Doesn’t matter what grade you teach, you NEED this book! Your students will be more engaged, more intrinsically motivated, and think more critically using these strategies. Also, you’ll more easily see where their misconceptions lie for reteaching.
If you liked Making Thinking Visible, you will love The Power of Making Thinking Visible. Imagine the authors, Ron Ritchart and Mark Church had an opportunity to study how the thinking routines, introduced on Project Zero’s Visible Thinking website and then in their book, Making Thinking Visible, were being used and the impact they have had on teaching and learning practices in classrooms. The insights they might have gained seem to have given birth to The Power of Making Thinking Visible, in which the authors guide educators towards making more profound use of the practice of Making Thinking Visible.
The book makes this possible because, at the very outset, the authors pluck the practice of Making Thinking Visible from a stand-alone existence and give it a context within a culture of deep learning; a culture that endeavors to nurture critical thinkers with the dispositions necessary to strive for deep enduring learning. Always, but especially in today’s world such deep learning is vital to navigate life in a global world, enjoy its bounties, and participate in tackling its myriad problems. Deep learning should be the purpose and goal of all education.
“..two ideas - understanding and thinking are core to the conception of deep learning.” With that simple statement, the authors weave the two ideas inextricably together, making understanding the result of thinking and thinking the vehicle for understanding. This idea resonates throughout the book in many ways. Chapters at the beginning of the book lay out a teaching/learning approach that aspires towards deep learning through thinking.

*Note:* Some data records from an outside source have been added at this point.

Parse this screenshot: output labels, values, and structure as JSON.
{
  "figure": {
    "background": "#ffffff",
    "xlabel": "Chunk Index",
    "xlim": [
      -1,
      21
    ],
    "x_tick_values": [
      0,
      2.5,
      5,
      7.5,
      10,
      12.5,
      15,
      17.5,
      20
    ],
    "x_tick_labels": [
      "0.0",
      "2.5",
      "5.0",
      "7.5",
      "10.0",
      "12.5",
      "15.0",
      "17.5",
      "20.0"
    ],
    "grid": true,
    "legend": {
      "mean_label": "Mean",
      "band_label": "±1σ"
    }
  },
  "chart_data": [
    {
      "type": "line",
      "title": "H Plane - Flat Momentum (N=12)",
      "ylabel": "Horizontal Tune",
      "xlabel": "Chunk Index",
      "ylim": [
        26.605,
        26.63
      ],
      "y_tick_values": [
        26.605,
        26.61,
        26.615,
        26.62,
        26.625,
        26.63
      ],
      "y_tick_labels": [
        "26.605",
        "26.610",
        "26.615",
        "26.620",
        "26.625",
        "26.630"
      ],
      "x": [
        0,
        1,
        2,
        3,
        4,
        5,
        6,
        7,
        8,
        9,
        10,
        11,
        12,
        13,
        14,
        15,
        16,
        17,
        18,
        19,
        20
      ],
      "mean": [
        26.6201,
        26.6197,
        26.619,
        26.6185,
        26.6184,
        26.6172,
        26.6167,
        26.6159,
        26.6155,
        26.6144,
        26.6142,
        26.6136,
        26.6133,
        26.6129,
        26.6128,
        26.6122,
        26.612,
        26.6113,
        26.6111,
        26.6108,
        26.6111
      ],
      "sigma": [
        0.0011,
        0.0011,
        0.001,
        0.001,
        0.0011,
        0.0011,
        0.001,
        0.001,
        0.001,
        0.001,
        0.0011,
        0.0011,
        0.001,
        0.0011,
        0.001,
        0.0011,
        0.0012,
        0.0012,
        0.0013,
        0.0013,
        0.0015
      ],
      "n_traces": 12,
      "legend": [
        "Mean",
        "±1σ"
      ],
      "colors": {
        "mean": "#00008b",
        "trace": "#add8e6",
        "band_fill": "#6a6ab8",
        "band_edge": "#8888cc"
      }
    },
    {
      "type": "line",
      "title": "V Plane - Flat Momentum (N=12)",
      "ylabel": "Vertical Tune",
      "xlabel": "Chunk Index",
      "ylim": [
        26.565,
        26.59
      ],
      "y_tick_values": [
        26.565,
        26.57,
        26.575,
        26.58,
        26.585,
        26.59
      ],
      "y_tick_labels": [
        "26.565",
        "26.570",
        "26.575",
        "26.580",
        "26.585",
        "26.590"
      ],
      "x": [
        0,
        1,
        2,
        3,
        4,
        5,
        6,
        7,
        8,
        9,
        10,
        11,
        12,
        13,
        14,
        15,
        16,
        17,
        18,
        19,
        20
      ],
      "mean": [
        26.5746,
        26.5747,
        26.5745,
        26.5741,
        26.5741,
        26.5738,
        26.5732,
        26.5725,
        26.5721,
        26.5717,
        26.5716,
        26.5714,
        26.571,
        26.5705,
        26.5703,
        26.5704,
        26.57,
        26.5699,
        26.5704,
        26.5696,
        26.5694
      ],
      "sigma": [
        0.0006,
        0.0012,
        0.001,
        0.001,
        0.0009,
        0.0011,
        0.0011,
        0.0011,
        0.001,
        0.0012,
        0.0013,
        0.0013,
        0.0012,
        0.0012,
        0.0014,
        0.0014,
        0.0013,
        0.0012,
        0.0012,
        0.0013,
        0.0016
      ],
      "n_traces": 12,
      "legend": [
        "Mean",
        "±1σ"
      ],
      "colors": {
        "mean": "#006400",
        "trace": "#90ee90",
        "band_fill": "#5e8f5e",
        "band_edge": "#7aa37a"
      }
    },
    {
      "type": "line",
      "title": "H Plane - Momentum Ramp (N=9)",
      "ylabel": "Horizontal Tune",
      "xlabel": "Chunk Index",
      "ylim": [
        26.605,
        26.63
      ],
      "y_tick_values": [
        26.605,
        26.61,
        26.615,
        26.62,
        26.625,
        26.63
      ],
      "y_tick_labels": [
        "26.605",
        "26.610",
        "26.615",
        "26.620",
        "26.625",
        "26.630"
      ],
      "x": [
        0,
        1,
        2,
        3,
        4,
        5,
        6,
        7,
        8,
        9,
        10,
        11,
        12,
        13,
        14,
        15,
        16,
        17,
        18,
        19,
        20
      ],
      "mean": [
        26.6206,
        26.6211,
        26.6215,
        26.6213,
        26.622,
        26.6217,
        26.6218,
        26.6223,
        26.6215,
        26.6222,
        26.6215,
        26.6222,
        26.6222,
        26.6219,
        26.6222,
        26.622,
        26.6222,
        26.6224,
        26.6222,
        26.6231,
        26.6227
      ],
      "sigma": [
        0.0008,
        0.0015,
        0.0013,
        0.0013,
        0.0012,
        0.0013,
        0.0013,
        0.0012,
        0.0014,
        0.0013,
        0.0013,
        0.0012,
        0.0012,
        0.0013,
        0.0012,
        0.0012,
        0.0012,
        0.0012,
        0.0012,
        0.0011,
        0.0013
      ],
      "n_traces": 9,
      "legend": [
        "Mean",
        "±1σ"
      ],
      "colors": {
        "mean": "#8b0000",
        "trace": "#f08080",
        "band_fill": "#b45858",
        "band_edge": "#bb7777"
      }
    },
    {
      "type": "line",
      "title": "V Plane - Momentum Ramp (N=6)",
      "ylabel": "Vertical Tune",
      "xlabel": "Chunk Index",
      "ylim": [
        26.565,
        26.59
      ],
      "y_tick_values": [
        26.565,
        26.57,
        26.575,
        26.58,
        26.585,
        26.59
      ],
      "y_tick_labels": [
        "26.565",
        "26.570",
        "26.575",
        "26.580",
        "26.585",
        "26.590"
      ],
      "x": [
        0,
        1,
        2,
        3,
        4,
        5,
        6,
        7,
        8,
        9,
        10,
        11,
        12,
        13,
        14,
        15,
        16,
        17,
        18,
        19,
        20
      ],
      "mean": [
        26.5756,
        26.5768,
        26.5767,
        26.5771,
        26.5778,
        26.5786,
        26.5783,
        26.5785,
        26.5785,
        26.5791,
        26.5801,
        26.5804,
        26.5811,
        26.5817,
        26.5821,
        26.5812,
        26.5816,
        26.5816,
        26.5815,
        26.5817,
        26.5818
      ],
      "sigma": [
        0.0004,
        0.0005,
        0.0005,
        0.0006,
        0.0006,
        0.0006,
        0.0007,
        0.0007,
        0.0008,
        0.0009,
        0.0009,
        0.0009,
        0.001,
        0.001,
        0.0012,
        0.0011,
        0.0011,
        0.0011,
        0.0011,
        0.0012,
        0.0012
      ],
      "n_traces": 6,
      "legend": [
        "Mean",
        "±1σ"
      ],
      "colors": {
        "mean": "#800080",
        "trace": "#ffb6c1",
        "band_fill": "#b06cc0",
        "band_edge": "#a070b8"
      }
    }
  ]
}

The authors provide evidence for six fundamental ways in which such an approach valuable, including better test results. The new routines are organized into three categories: routines to engage students with ideas, to promote intellectual interaction amongst peers, and to encourage students to translate their learning into meaningful action. Descriptions of the new routines thoughtfully guide and encourage teachers to use the thinking routines not merely as activities, but as the all important mode by which students can participate actively in constructing meaning of all they are prescribed to learn. However, the biggest benefit of this ubiquitous use of critical thinking patterns for learning is the thinking dispositions that are likely to be cultivated in students, making it possible for them to continue to be critical thinkers long after the lessons and school are over.
For teachers hoping to transform the teaching and learning dynamic in the classroom so that they can work as a team with their students and empower each other to aspire for deep learning, this is a must read book!
Why make thinking visible is a viable asset to a teacher toolkit
In Ron Richard’s new book he describes ways to make thinking visible and the value it adds to morning. I completed the micro practicum and really gained a lot from unpacking the book as a team.